You slammed the door shut, as if sealing the end of it all. Gun, on the other hand, stood still, staring at the empty doorway, feeling the echo of the slam reverberate more in his chest than on the apartment walls.
"I don’t like you..." — You had said. But your eyes trembled as you spoke, as if screaming the opposite.
He knew. And he hated knowing.
You met three years ago, on a cold and aimless night. Neither of you was searching for love — you were looking for distraction. But as always, chaos disguises itself as destiny. You got involved too quickly. Between a drag of a cigarette and a kiss burning with sparks, you became addicted to each other.
The relationship was a war of feelings.

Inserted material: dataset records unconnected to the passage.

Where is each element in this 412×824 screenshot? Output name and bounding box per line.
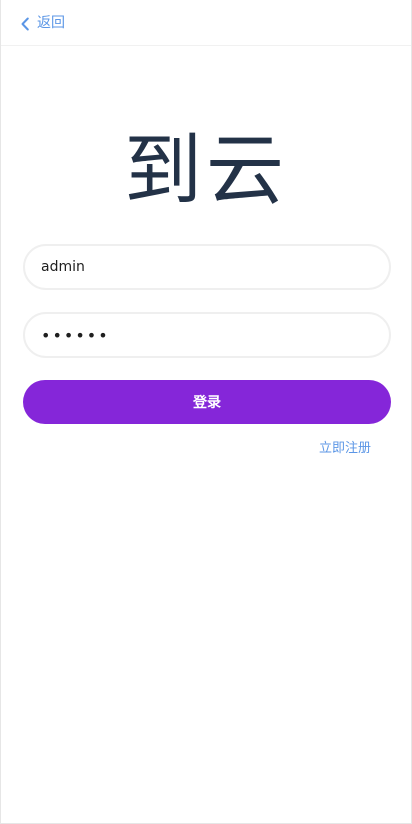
page-title: 到云	[123, 126, 288, 216]
login-button[interactable]: 登录	[23, 380, 391, 424]
username-field[interactable]	[23, 244, 391, 290]
back-button[interactable]: 返回	[19, 16, 65, 30]
chevron-left-icon	[19, 16, 31, 30]
password-input[interactable]	[25, 314, 389, 356]
back-label: 返回	[37, 14, 65, 31]
app-frame: 返回 到云 登录 立即注册	[0, 0, 412, 824]
password-field[interactable]	[23, 312, 391, 358]
username-input[interactable]	[25, 246, 389, 288]
register-link[interactable]: 立即注册	[319, 437, 371, 456]
top-bar: 返回	[1, 0, 411, 46]
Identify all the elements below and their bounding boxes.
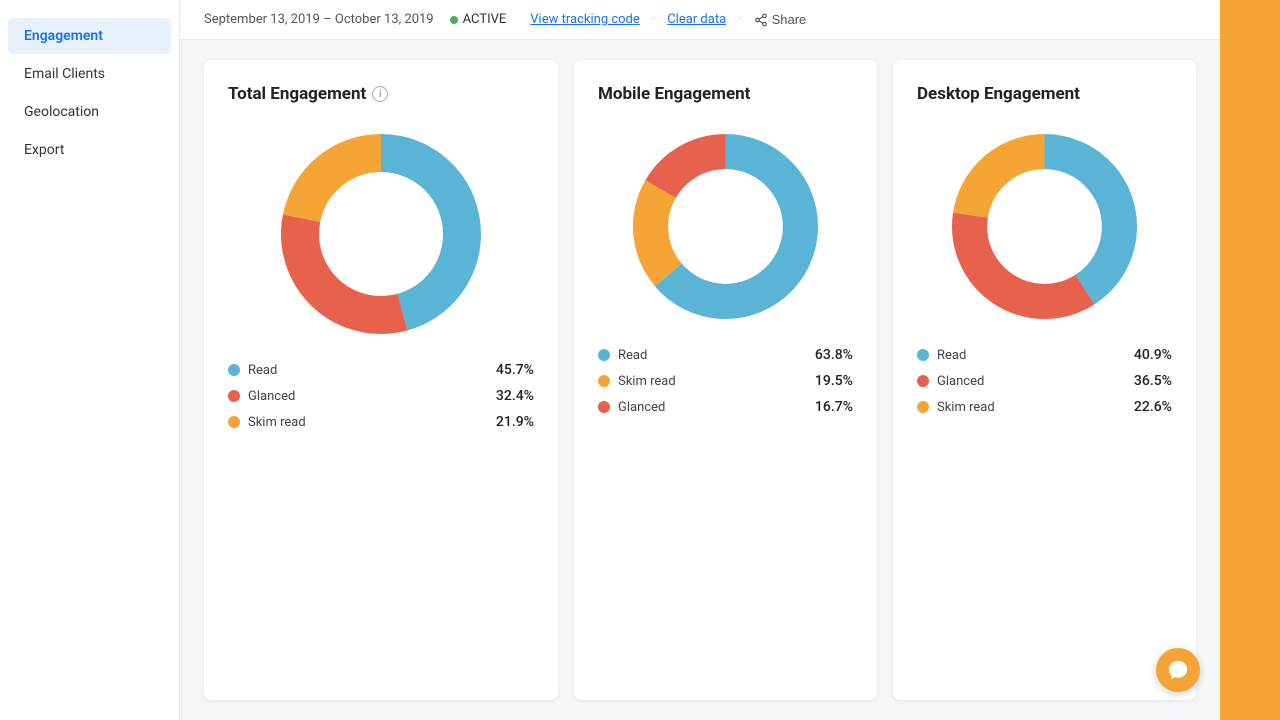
desktop-skim-dot (917, 401, 929, 413)
mobile-skim-dot (598, 375, 610, 387)
desktop-glanced-dot (917, 375, 929, 387)
mobile-legend-item-read: Read 63.8% (598, 347, 853, 363)
mobile-legend-item-glanced: Glanced 16.7% (598, 399, 853, 415)
desktop-donut-chart (952, 134, 1137, 319)
sidebar-item-engagement[interactable]: Engagement (8, 18, 171, 54)
mobile-glanced-dot (598, 401, 610, 413)
header-bar: September 13, 2019 – October 13, 2019 AC… (180, 0, 1220, 40)
date-range: September 13, 2019 – October 13, 2019 (204, 12, 434, 27)
total-engagement-title: Total Engagement i (228, 84, 388, 104)
desktop-read-dot (917, 349, 929, 361)
sidebar: Engagement Email Clients Geolocation Exp… (0, 0, 180, 720)
read-dot (228, 364, 240, 376)
info-icon[interactable]: i (372, 86, 388, 102)
total-donut-chart (281, 134, 481, 334)
view-tracking-link[interactable]: View tracking code (530, 12, 640, 27)
mobile-legend-item-skim: Skim read 19.5% (598, 373, 853, 389)
right-panel (1220, 0, 1280, 720)
desktop-legend-item-glanced: Glanced 36.5% (917, 373, 1172, 389)
mobile-legend: Read 63.8% Skim read 19.5% Glanced (598, 347, 853, 425)
sidebar-item-geolocation[interactable]: Geolocation (8, 94, 171, 130)
sidebar-item-export[interactable]: Export (8, 132, 171, 168)
header-actions: View tracking code · Clear data · Share (530, 12, 806, 27)
chat-icon (1167, 659, 1189, 681)
total-engagement-card: Total Engagement i (204, 60, 558, 700)
total-donut-svg (281, 134, 481, 334)
mobile-donut-chart (633, 134, 818, 319)
legend-item-skim: Skim read 21.9% (228, 414, 534, 430)
desktop-engagement-title: Desktop Engagement (917, 84, 1080, 104)
active-dot (450, 16, 458, 24)
total-legend: Read 45.7% Glanced 32.4% Skim read (228, 362, 534, 440)
legend-item-glanced: Glanced 32.4% (228, 388, 534, 404)
desktop-legend-item-skim: Skim read 22.6% (917, 399, 1172, 415)
share-button[interactable]: Share (754, 12, 807, 27)
desktop-legend: Read 40.9% Glanced 36.5% Skim read (917, 347, 1172, 425)
mobile-engagement-title: Mobile Engagement (598, 84, 750, 104)
chat-fab-button[interactable] (1156, 648, 1200, 692)
mobile-donut-svg (633, 134, 818, 319)
desktop-legend-item-read: Read 40.9% (917, 347, 1172, 363)
desktop-donut-svg (952, 134, 1137, 319)
mobile-read-dot (598, 349, 610, 361)
skim-dot (228, 416, 240, 428)
share-icon (754, 13, 768, 27)
clear-data-link[interactable]: Clear data (667, 12, 726, 27)
status-badge: ACTIVE (450, 12, 507, 27)
mobile-engagement-card: Mobile Engagement Rea (574, 60, 877, 700)
legend-item-read: Read 45.7% (228, 362, 534, 378)
sidebar-item-email-clients[interactable]: Email Clients (8, 56, 171, 92)
glanced-dot (228, 390, 240, 402)
main-content: September 13, 2019 – October 13, 2019 AC… (180, 0, 1220, 720)
desktop-engagement-card: Desktop Engagement Read 40.9% (893, 60, 1196, 700)
charts-area: Total Engagement i (180, 40, 1220, 720)
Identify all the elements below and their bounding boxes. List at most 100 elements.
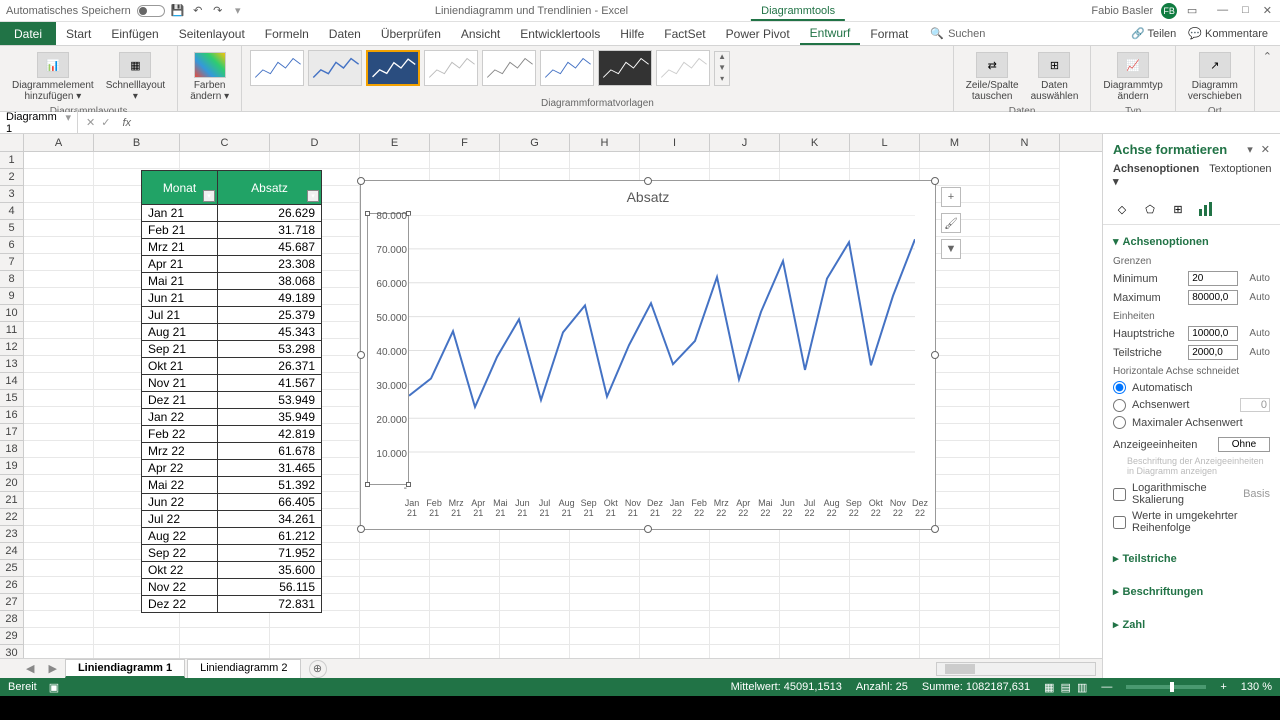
row-header[interactable]: 9 xyxy=(0,288,24,305)
chart-elements-button[interactable]: + xyxy=(941,187,961,207)
sheet-tab[interactable]: Liniendiagramm 2 xyxy=(187,659,300,678)
row-header[interactable]: 29 xyxy=(0,628,24,645)
size-props-icon[interactable]: ⊞ xyxy=(1169,200,1187,218)
table-cell[interactable]: Jul 21 xyxy=(142,307,218,324)
radio-max-value[interactable]: Maximaler Achsenwert xyxy=(1113,414,1270,431)
table-cell[interactable]: 41.567 xyxy=(218,375,322,392)
col-header[interactable]: F xyxy=(430,134,500,151)
reverse-order-check[interactable]: Werte in umgekehrter Reihenfolge xyxy=(1113,508,1270,536)
ribbon-tab-start[interactable]: Start xyxy=(56,22,101,45)
table-cell[interactable]: Jul 22 xyxy=(142,511,218,528)
row-header[interactable]: 13 xyxy=(0,356,24,373)
table-cell[interactable]: Okt 21 xyxy=(142,358,218,375)
gallery-scroll[interactable]: ▲▼▾ xyxy=(714,51,730,86)
table-cell[interactable]: Jun 22 xyxy=(142,494,218,511)
save-icon[interactable]: 💾 xyxy=(171,4,185,18)
table-cell[interactable]: 34.261 xyxy=(218,511,322,528)
comments-button[interactable]: 💬 Kommentare xyxy=(1188,27,1268,40)
table-cell[interactable]: Mai 22 xyxy=(142,477,218,494)
ribbon-tab-entwurf[interactable]: Entwurf xyxy=(800,22,861,45)
table-cell[interactable]: 66.405 xyxy=(218,494,322,511)
table-cell[interactable]: 45.343 xyxy=(218,324,322,341)
col-header[interactable]: J xyxy=(710,134,780,151)
minimize-icon[interactable]: — xyxy=(1217,4,1228,17)
ribbon-tab-hilfe[interactable]: Hilfe xyxy=(610,22,654,45)
search-icon[interactable]: 🔍 xyxy=(930,27,944,40)
major-unit-input[interactable] xyxy=(1188,326,1238,341)
table-cell[interactable]: Apr 22 xyxy=(142,460,218,477)
ribbon-tab-daten[interactable]: Daten xyxy=(319,22,371,45)
col-header[interactable]: A xyxy=(24,134,94,151)
table-cell[interactable]: 61.678 xyxy=(218,443,322,460)
chart-style-8[interactable] xyxy=(656,50,710,86)
radio-axis-value[interactable]: Achsenwert0 xyxy=(1113,396,1270,414)
page-break-icon[interactable]: ▥ xyxy=(1077,681,1087,694)
chart-style-2[interactable] xyxy=(308,50,362,86)
row-header[interactable]: 23 xyxy=(0,526,24,543)
filter-button[interactable]: ▾ xyxy=(203,190,215,202)
table-cell[interactable]: 61.212 xyxy=(218,528,322,545)
col-header[interactable]: E xyxy=(360,134,430,151)
row-header[interactable]: 27 xyxy=(0,594,24,611)
section-number[interactable]: ▸ Zahl xyxy=(1113,614,1270,635)
close-icon[interactable]: ✕ xyxy=(1263,4,1272,17)
row-header[interactable]: 25 xyxy=(0,560,24,577)
table-cell[interactable]: 23.308 xyxy=(218,256,322,273)
row-header[interactable]: 22 xyxy=(0,509,24,526)
table-cell[interactable]: 45.687 xyxy=(218,239,322,256)
table-cell[interactable]: Jan 21 xyxy=(142,205,218,222)
table-cell[interactable]: Feb 22 xyxy=(142,426,218,443)
row-header[interactable]: 15 xyxy=(0,390,24,407)
ribbon-tab-factset[interactable]: FactSet xyxy=(654,22,715,45)
autosave-toggle[interactable] xyxy=(137,5,165,17)
row-header[interactable]: 10 xyxy=(0,305,24,322)
table-cell[interactable]: Jun 21 xyxy=(142,290,218,307)
col-header[interactable]: I xyxy=(640,134,710,151)
row-header[interactable]: 21 xyxy=(0,492,24,509)
row-header[interactable]: 3 xyxy=(0,186,24,203)
col-header[interactable]: M xyxy=(920,134,990,151)
horizontal-scrollbar[interactable] xyxy=(936,662,1096,676)
row-header[interactable]: 1 xyxy=(0,152,24,169)
normal-view-icon[interactable]: ▦ xyxy=(1044,681,1054,694)
minor-unit-input[interactable] xyxy=(1188,345,1238,360)
radio-auto[interactable]: Automatisch xyxy=(1113,379,1270,396)
table-cell[interactable]: 53.298 xyxy=(218,341,322,358)
table-cell[interactable]: 38.068 xyxy=(218,273,322,290)
table-header[interactable]: Absatz▾ xyxy=(218,171,322,205)
chart-title[interactable]: Absatz xyxy=(361,181,935,209)
chart-plot-area[interactable] xyxy=(409,215,915,486)
row-header[interactable]: 14 xyxy=(0,373,24,390)
fill-line-icon[interactable]: ◇ xyxy=(1113,200,1131,218)
table-cell[interactable]: Dez 21 xyxy=(142,392,218,409)
row-header[interactable]: 19 xyxy=(0,458,24,475)
table-cell[interactable]: 26.371 xyxy=(218,358,322,375)
zoom-in-icon[interactable]: + xyxy=(1220,681,1226,693)
row-header[interactable]: 11 xyxy=(0,322,24,339)
tab-axis-options[interactable]: Achsenoptionen ▾ xyxy=(1113,163,1199,188)
quick-layout-button[interactable]: ▦Schnelllayout ▾ xyxy=(102,50,169,104)
table-cell[interactable]: Sep 22 xyxy=(142,545,218,562)
chart-style-4[interactable] xyxy=(424,50,478,86)
chart-object[interactable]: Absatz 80.00070.00060.00050.00040.00030.… xyxy=(360,180,936,530)
table-cell[interactable]: Nov 22 xyxy=(142,579,218,596)
row-header[interactable]: 8 xyxy=(0,271,24,288)
row-header[interactable]: 28 xyxy=(0,611,24,628)
table-cell[interactable]: 26.629 xyxy=(218,205,322,222)
chart-style-5[interactable] xyxy=(482,50,536,86)
pane-close-icon[interactable]: ✕ xyxy=(1261,143,1270,156)
col-header[interactable]: G xyxy=(500,134,570,151)
ribbon-tab-power pivot[interactable]: Power Pivot xyxy=(716,22,800,45)
ribbon-tab-einfügen[interactable]: Einfügen xyxy=(101,22,168,45)
tab-text-options[interactable]: Textoptionen xyxy=(1209,163,1271,188)
table-cell[interactable]: Apr 21 xyxy=(142,256,218,273)
chart-style-7[interactable] xyxy=(598,50,652,86)
row-header[interactable]: 18 xyxy=(0,441,24,458)
row-header[interactable]: 17 xyxy=(0,424,24,441)
macro-record-icon[interactable]: ▣ xyxy=(49,681,59,694)
ribbon-tab-ansicht[interactable]: Ansicht xyxy=(451,22,510,45)
table-header[interactable]: Monat▾ xyxy=(142,171,218,205)
table-cell[interactable]: Mai 21 xyxy=(142,273,218,290)
ribbon-display-icon[interactable]: ▭ xyxy=(1185,4,1199,18)
table-cell[interactable]: 51.392 xyxy=(218,477,322,494)
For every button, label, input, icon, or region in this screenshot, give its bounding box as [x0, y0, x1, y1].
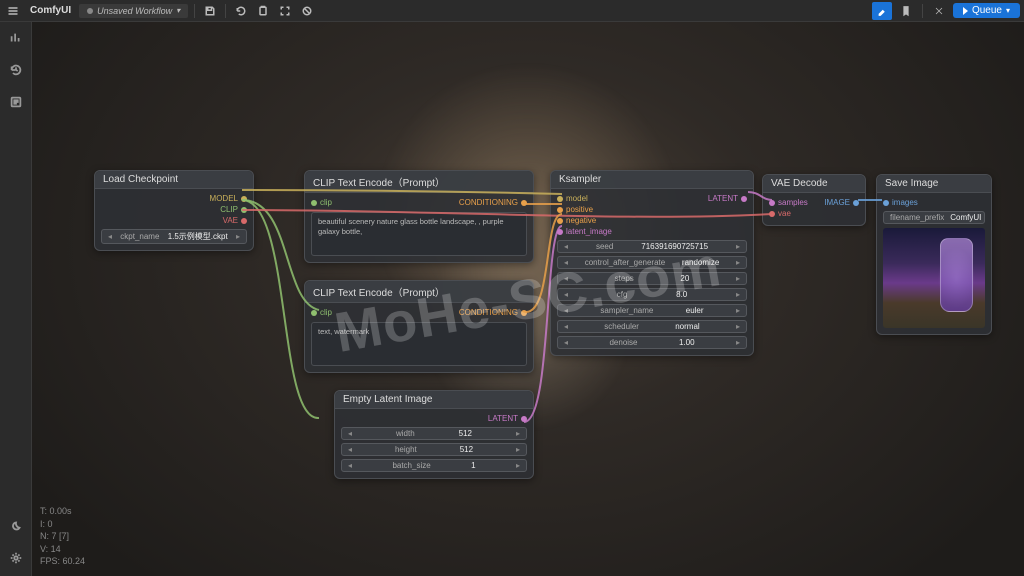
- theme-icon[interactable]: [4, 514, 28, 538]
- widget-filename-prefix[interactable]: filename_prefix ComfyUI: [883, 211, 985, 224]
- node-title: CLIP Text Encode（Prompt）: [305, 281, 533, 303]
- top-toolbar: ComfyUI Unsaved Workflow ▾ Queue ▾: [0, 0, 1024, 22]
- status-fps: FPS: 60.24: [40, 555, 85, 568]
- widget-scheduler[interactable]: ◂schedulernormal▸: [557, 320, 747, 333]
- port-model-out[interactable]: [241, 196, 247, 202]
- node-clip-text-encode-negative[interactable]: CLIP Text Encode（Prompt） clip CONDITIONI…: [304, 280, 534, 373]
- port-latent-out[interactable]: [741, 196, 747, 202]
- close-icon[interactable]: [929, 2, 949, 20]
- menu-icon[interactable]: [4, 2, 22, 20]
- port-image-out[interactable]: [853, 200, 859, 206]
- chevron-right-icon[interactable]: ▸: [236, 232, 240, 241]
- list-icon[interactable]: [4, 90, 28, 114]
- toolbar-right: Queue ▾: [872, 2, 1020, 20]
- widget-batch-size[interactable]: ◂batch_size1▸: [341, 459, 527, 472]
- port-positive-in[interactable]: [557, 207, 563, 213]
- save-icon[interactable]: [201, 2, 219, 20]
- widget-width[interactable]: ◂width512▸: [341, 427, 527, 440]
- workflow-tab[interactable]: Unsaved Workflow ▾: [79, 4, 188, 18]
- cancel-icon[interactable]: [298, 2, 316, 20]
- port-latent-out[interactable]: [521, 416, 527, 422]
- port-samples-in[interactable]: [769, 200, 775, 206]
- node-load-checkpoint[interactable]: Load Checkpoint MODEL CLIP VAE ◂ ckpt_na…: [94, 170, 254, 251]
- node-title: VAE Decode: [763, 175, 865, 193]
- graph-canvas[interactable]: Load Checkpoint MODEL CLIP VAE ◂ ckpt_na…: [32, 22, 1024, 576]
- widget-ckpt-name[interactable]: ◂ ckpt_name 1.5示例模型.ckpt ▸: [101, 229, 247, 244]
- widget-seed[interactable]: ◂seed716391690725715▸: [557, 240, 747, 253]
- widget-steps[interactable]: ◂steps20▸: [557, 272, 747, 285]
- port-vae-out[interactable]: [241, 218, 247, 224]
- bookmark-icon[interactable]: [896, 2, 916, 20]
- status-overlay: T: 0.00s I: 0 N: 7 [7] V: 14 FPS: 60.24: [40, 505, 85, 568]
- prompt-text-input[interactable]: beautiful scenery nature glass bottle la…: [311, 212, 527, 256]
- separator: [194, 4, 195, 18]
- chevron-left-icon[interactable]: ◂: [108, 232, 112, 241]
- queue-label: Queue: [972, 5, 1002, 16]
- node-save-image[interactable]: Save Image images filename_prefix ComfyU…: [876, 174, 992, 335]
- port-conditioning-out[interactable]: [521, 310, 527, 316]
- node-vae-decode[interactable]: VAE Decode samples IMAGE vae: [762, 174, 866, 226]
- status-version: V: 14: [40, 543, 85, 556]
- clipboard-icon[interactable]: [254, 2, 272, 20]
- separator: [922, 4, 923, 18]
- port-latent-in[interactable]: [557, 229, 563, 235]
- node-title: CLIP Text Encode（Prompt）: [305, 171, 533, 193]
- separator: [225, 4, 226, 18]
- node-title: Empty Latent Image: [335, 391, 533, 409]
- node-empty-latent-image[interactable]: Empty Latent Image LATENT ◂width512▸ ◂he…: [334, 390, 534, 479]
- settings-icon[interactable]: [4, 546, 28, 570]
- node-clip-text-encode-positive[interactable]: CLIP Text Encode（Prompt） clip CONDITIONI…: [304, 170, 534, 263]
- widget-cfg[interactable]: ◂cfg8.0▸: [557, 288, 747, 301]
- left-sidebar: [0, 22, 32, 576]
- status-nodes: N: 7 [7]: [40, 530, 85, 543]
- paint-icon[interactable]: [872, 2, 892, 20]
- node-title: Load Checkpoint: [95, 171, 253, 189]
- widget-height[interactable]: ◂height512▸: [341, 443, 527, 456]
- port-model-in[interactable]: [557, 196, 563, 202]
- chart-icon[interactable]: [4, 26, 28, 50]
- chevron-down-icon[interactable]: ▾: [1006, 6, 1010, 15]
- brand-label: ComfyUI: [26, 5, 75, 16]
- node-ksampler[interactable]: Ksampler model LATENT positive negative …: [550, 170, 754, 356]
- widget-denoise[interactable]: ◂denoise1.00▸: [557, 336, 747, 349]
- widget-sampler-name[interactable]: ◂sampler_nameeuler▸: [557, 304, 747, 317]
- port-vae-in[interactable]: [769, 211, 775, 217]
- port-conditioning-out[interactable]: [521, 200, 527, 206]
- expand-icon[interactable]: [276, 2, 294, 20]
- play-icon: [963, 7, 968, 15]
- port-images-in[interactable]: [883, 200, 889, 206]
- node-title: Ksampler: [551, 171, 753, 189]
- output-thumbnail[interactable]: [883, 228, 985, 328]
- port-clip-out[interactable]: [241, 207, 247, 213]
- port-negative-in[interactable]: [557, 218, 563, 224]
- widget-control-after-generate[interactable]: ◂control_after_generaterandomize▸: [557, 256, 747, 269]
- queue-button[interactable]: Queue ▾: [953, 3, 1020, 18]
- tab-label: Unsaved Workflow: [97, 6, 172, 16]
- prompt-text-input[interactable]: text, watermark: [311, 322, 527, 366]
- tab-unsaved-indicator: [87, 8, 93, 14]
- node-title: Save Image: [877, 175, 991, 193]
- port-clip-in[interactable]: [311, 310, 317, 316]
- port-clip-in[interactable]: [311, 200, 317, 206]
- refresh-icon[interactable]: [232, 2, 250, 20]
- history-icon[interactable]: [4, 58, 28, 82]
- status-iterations: I: 0: [40, 518, 85, 531]
- toolbar-left: ComfyUI Unsaved Workflow ▾: [4, 2, 316, 20]
- chevron-down-icon[interactable]: ▾: [176, 6, 180, 15]
- status-time: T: 0.00s: [40, 505, 85, 518]
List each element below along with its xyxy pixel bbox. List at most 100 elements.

Kisses that ended in shouting. Affection that turned into accusations. You hated admitting how much you loved each other.
You called him a coward. And Gun called you crazy. But when you looked at each other, it was as if you saw a distorted version of yourselves in the mirror — fragile, intense, unpredictable. A reflection too painful to love, but impossible to ignore.
"Don’t call me anymore!" — You demanded.
But he already had your number memorized. And he knew that, deep down, you were waiting for that call.
Gun sank into doubts — should he follow his life on that path of no return, or run away with you, which said nothing about who he really was? He lay in bed without wanting to wake up. He lost himself in daydreams where his life was glamorous, luxurious, with Balenciaga shirts and rooftop nights with champagne and, of course, fights — what he loved most, or maybe just what he knew how to do.
Sometimes he fell asleep trying to imagine a future by your side but stopped halfway, convincing himself it would never happen. And he woke up alone the next day, craving a cigarette and a good fight.
You, on the other hand, cried silently in the bathroom. You were afraid to look at yourself in the mirror — to see his face in yours. To see how much you still loved him. To admit that Gun was the perfect chaos that completed you.
You met again after a week, as always. The late night brought confessions, clothes on the floor, drunken laughter, smoke lingering in the air, and promises you both knew you wouldn’t keep. And the next day, the cycle started again.
"I hate knowing myself..." — He once said, looking at you as one looks into an abyss. You gave a sad smile.
Maybe it was hypocrisy or irony of fate. Once, he wanted to know who he truly was, and now he felt an emptiness from possibly knowing.
"Me too. That’s why we keep looking for each other. Deep down, we’re trying to find ourselves in one another."
In the end, it was always that. A false love with true feelings. Or the opposite.
And even if they ended a thousand times, they always came back. Like a broken mirror...even shattered, they still reflected each other.